Der Kurs liegt unter den gleitenden Durchschnitten der vergangenen 20, 50 und 100 Tage. Auch der SuperTrend und die Ichimoku-Cloud zeigen, dass die Verkäufer noch nicht geschlagen sind.

Gleichzeitig darf man die Käufer nicht unterschätzen.

Das bullische MACD-Crossover, der starke Volumenknoten bei rund 4.020 US-Dollar und das Bullish Engulfing vom 1. Juli 2026 haben die aktuelle Gegenbewegung unterstützt.

Jetzt kommt jedoch der entscheidende Test.

Zwischen 4.350 und 4.410 US-Dollar wartet ein massiver Widerstandscluster. Genau dort könnte die Rally scheitern.

Für mich bleibt deshalb das bärische Szenario der Favorit.

Short-Setups passen aktuell besser zum übergeordneten Trend. Long-Positionen bleiben taktische Gegenbewegungen und sind entsprechend riskanter.
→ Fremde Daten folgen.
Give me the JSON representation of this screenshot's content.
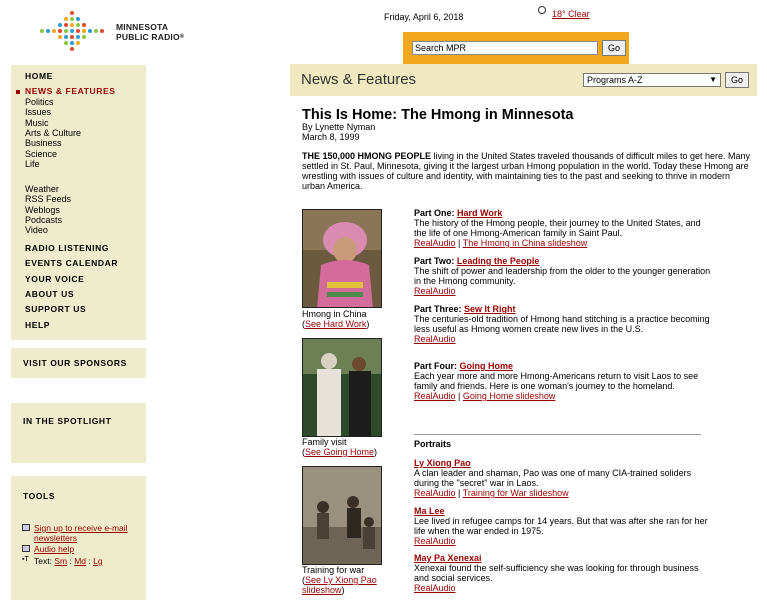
{
  "header": {
    "logo_text_1": "MINNESOTA",
    "logo_text_2": "PUBLIC RADIO",
    "logo_reg": "®",
    "date": "Friday, April 6, 2018",
    "weather": "18° Clear",
    "search_value": "Search MPR",
    "search_go": "Go",
    "accent_color": "#f2a81d"
  },
  "nav": {
    "home": "HOME",
    "news_features": "NEWS & FEATURES",
    "sub1": [
      "Politics",
      "Issues",
      "Music",
      "Arts & Culture",
      "Business",
      "Science",
      "Life"
    ],
    "sub2": [
      "Weather",
      "RSS Feeds",
      "Weblogs",
      "Podcasts",
      "Video"
    ],
    "more": [
      "RADIO LISTENING",
      "EVENTS CALENDAR",
      "YOUR VOICE",
      "ABOUT US",
      "SUPPORT US",
      "HELP"
    ],
    "sponsors": "VISIT OUR SPONSORS",
    "spotlight": "IN THE SPOTLIGHT",
    "tools": "TOOLS",
    "tool_email": "Sign up to receive e-mail newsletters",
    "tool_audio": "Audio help",
    "text_label": "Text:",
    "text_sizes": [
      "Sm",
      "Md",
      "Lg"
    ],
    "text_sep": ":"
  },
  "section": {
    "title": "News & Features",
    "programs": "Programs A-Z",
    "go": "Go"
  },
  "article": {
    "title": "This Is Home: The Hmong in Minnesota",
    "author": "By Lynette Nyman",
    "date": "March 8, 1999",
    "intro_bold": "THE 150,000 HMONG PEOPLE",
    "intro_rest": " living in the United States traveled thousands of difficult miles to get here. Many settled in St. Paul, Minnesota, giving it the largest urban Hmong population in the world. Today these Hmong are wrestling with issues of culture and identity, with maintaining ties to the past and seeking to thrive in modern urban America."
  },
  "photos": [
    {
      "caption": "Hmong in China",
      "link": "See Hard Work",
      "open": "(",
      "close": ")"
    },
    {
      "caption": "Family visit",
      "link": "See Going Home",
      "open": "(",
      "close": ")"
    },
    {
      "caption": "Training for war",
      "link": "See Ly Xiong Pao slideshow",
      "open": "(",
      "close": ")"
    }
  ],
  "parts": [
    {
      "label": "Part One: ",
      "title": "Hard Work",
      "desc": "The history of the Hmong people, their journey to the United States, and the life of one Hmong-American family in Saint Paul.",
      "links": [
        "RealAudio",
        "The Hmong in China slideshow"
      ]
    },
    {
      "label": "Part Two: ",
      "title": "Leading the People",
      "desc": "The shift of power and leadership from the older to the younger generation in the Hmong community.",
      "links": [
        "RealAudio"
      ]
    },
    {
      "label": "Part Three: ",
      "title": "Sew It Right",
      "desc": "The centuries-old tradition of Hmong hand stitching is a practice becoming less useful as Hmong women create new lives in the U.S.",
      "links": [
        "RealAudio"
      ]
    },
    {
      "label": "Part Four: ",
      "title": "Going Home",
      "desc": "Each year more and more Hmong-Americans return to visit Laos to see family and friends. Here is one woman's journey to the homeland.",
      "links": [
        "RealAudio",
        "Going Home slideshow"
      ]
    }
  ],
  "link_sep": " | ",
  "portraits_heading": "Portraits",
  "portraits": [
    {
      "name": "Ly Xiong Pao",
      "desc": "A clan leader and shaman, Pao was one of many CIA-trained soliders during the \"secret\" war in Laos.",
      "links": [
        "RealAudio",
        "Training for War slideshow"
      ]
    },
    {
      "name": "Ma Lee",
      "desc": "Lee lived in refugee camps for 14 years. But that was after she ran for her life when the war ended in 1975.",
      "links": [
        "RealAudio"
      ]
    },
    {
      "name": "May Pa Xenexai",
      "desc": "Xenexai found the self-sufficiency she was looking for through business and social services.",
      "links": [
        "RealAudio"
      ]
    }
  ]
}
Unter 3.955 US-Dollar wäre das mögliche Double Bottom zerstört. Dann würde vieles für eine Fortsetzung des Abwärtstrends sprechen.
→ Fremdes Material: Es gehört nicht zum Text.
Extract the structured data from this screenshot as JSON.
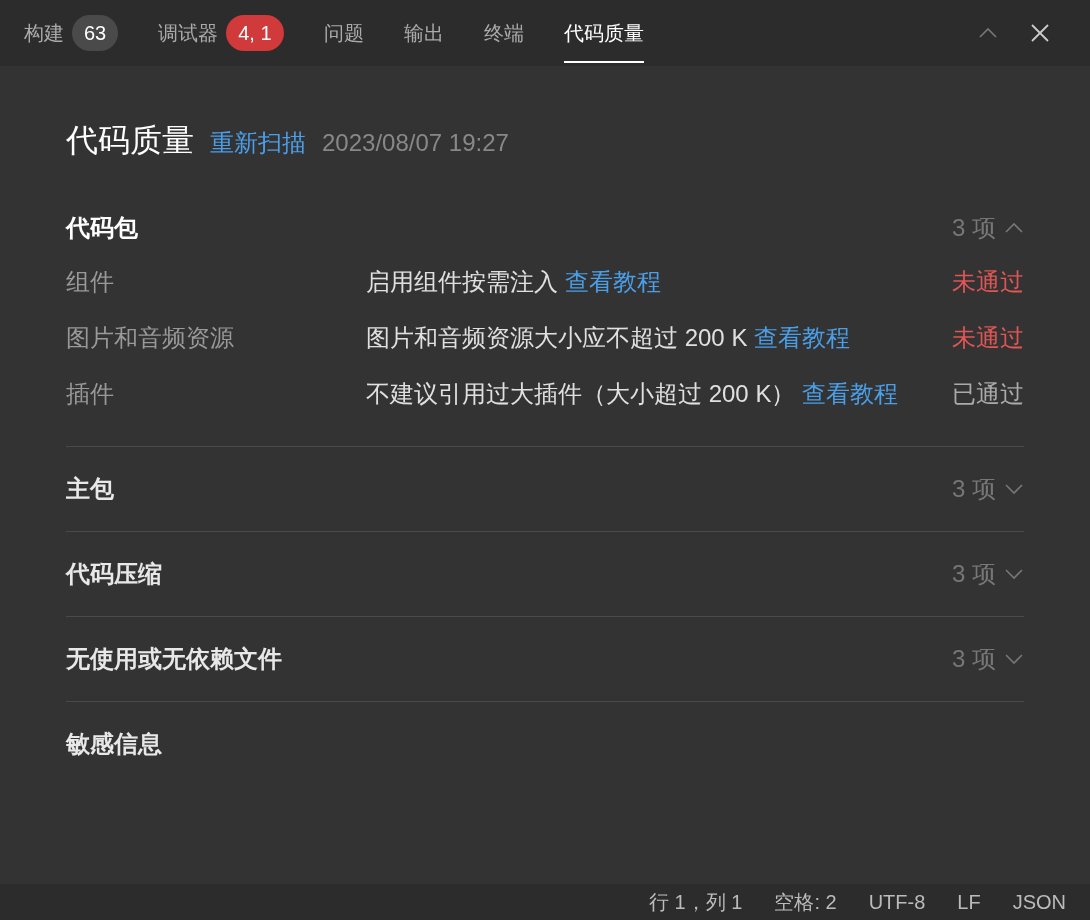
{
  "tabs": [
    {
      "label": "构建",
      "badge": "63",
      "color": "#4a4a4a",
      "selected": false
    },
    {
      "label": "调试器",
      "badge": "4, 1",
      "color": "#d03a3a",
      "selected": false
    },
    {
      "label": "问题",
      "selected": false
    },
    {
      "label": "输出",
      "selected": false
    },
    {
      "label": "终端",
      "selected": false
    },
    {
      "label": "代码质量",
      "selected": true
    }
  ],
  "header": {
    "title": "代码质量",
    "rescan": "重新扫描",
    "timestamp": "2023/08/07 19:27"
  },
  "sections": [
    {
      "title": "代码包",
      "count": "3 项",
      "expanded": true,
      "rows": [
        {
          "name": "组件",
          "description": "启用组件按需注入",
          "link": "查看教程",
          "status": "未通过",
          "passed": false
        },
        {
          "name": "图片和音频资源",
          "description": "图片和音频资源大小应不超过 200 K",
          "link": "查看教程",
          "status": "未通过",
          "passed": false
        },
        {
          "name": "插件",
          "description": "不建议引用过大插件（大小超过 200 K）",
          "link": "查看教程",
          "status": "已通过",
          "passed": true
        }
      ]
    },
    {
      "title": "主包",
      "count": "3 项",
      "expanded": false
    },
    {
      "title": "代码压缩",
      "count": "3 项",
      "expanded": false
    },
    {
      "title": "无使用或无依赖文件",
      "count": "3 项",
      "expanded": false
    },
    {
      "title": "敏感信息",
      "expanded": false
    }
  ],
  "status_bar": [
    "行 1，列 1",
    "空格: 2",
    "UTF-8",
    "LF",
    "JSON"
  ]
}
Über 4.408 US-Dollar würde dagegen der bärische Case deutlich an Stabilität verlieren. In diesem Fall wäre eine größere Erholung in Richtung 4.595 US-Dollar möglich.

Die nächste große Bewegung dürfte also nicht irgendwo entschieden werden.

Sondern genau an den Marken, auf die jetzt alle schauen.